Cell proliferation was assessed using the MTT Kit (Sigma, St Louis, MO, USA). Cells in the logarithmic growth phase were harvested and seeded on a 96-well plate. At 24, 48, and 72 h after seeding, 10 μL of MTT was added to each well and the cells were incubated for 4 h. Each well was supplemented with 150 μL of DMSO, and the optical density (OD) was recorded at 490 nm.

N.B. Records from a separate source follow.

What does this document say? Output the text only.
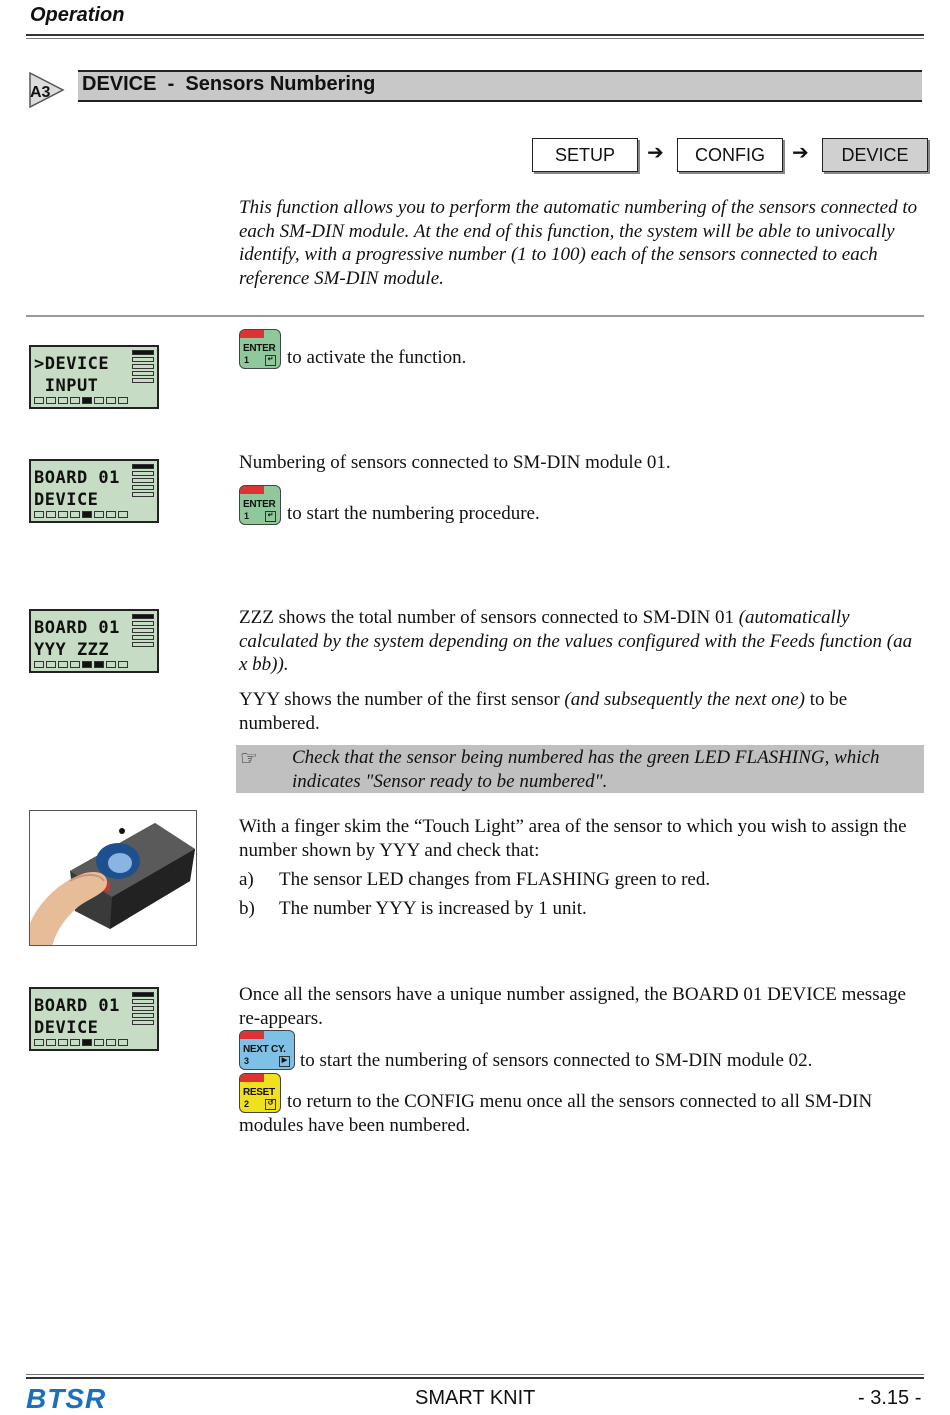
Operation
A3 DEVICE  -  Sensors Numbering
SETUP	➔	CONFIG	➔	DEVICE
This function allows you to perform the automatic numbering of the sensors connected to each SM-DIN module. At the end of this function, the system will be able to univocally identify, with a progressive number (1 to 100) each of the sensors connected to each reference SM-DIN module.
>DEVICE
INPUT
ENTER
1	↵ to activate the function.
BOARD 01
DEVICE
Numbering of sensors connected to SM-DIN module 01.
ENTER
1	↵ to start the numbering procedure.
BOARD 01
YYY ZZZ
ZZZ shows the total number of sensors connected to SM-DIN 01 (automatically calculated by the system depending on the values configured with the Feeds function (aa x bb)).
YYY shows the number of the first sensor (and subsequently the next one) to be numbered.
☞ Check that the sensor being numbered has the green LED FLASHING, which indicates "Sensor ready to be numbered".
With a finger skim the “Touch Light” area of the sensor to which you wish to assign the number shown by YYY and check that:
a) The sensor LED changes from FLASHING green to red.
b) The number YYY is increased by 1 unit.
BOARD 01
DEVICE
Once all the sensors have a unique number assigned, the BOARD 01 DEVICE message re-appears.
NEXT CY.
3	▶ to start the numbering of sensors connected to SM-DIN module 02.
RESET
2	↺ to return to the CONFIG menu once all the sensors connected to all SM-DIN modules have been numbered.
BTSR	SMART KNIT	- 3.15 -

Colony formation detection

Transfected cells in the logarithmic growth phase were seeded onto a 6-well plate. After 2 weeks of culture, the cells were fixed with 4% paraformaldehyde and stained with crystal violet. Images were obtained and cells were counted.

Flow cytometry

Transfected cells in the logarithmic growth phase were inoculated onto a 6-well plate and cultured for 1 day. Cells were fixed in 70% ethanol for 24 h and treated with propidium iodide and RNase provided with the kit. The cell cycle distribution was detected by flow cytometry.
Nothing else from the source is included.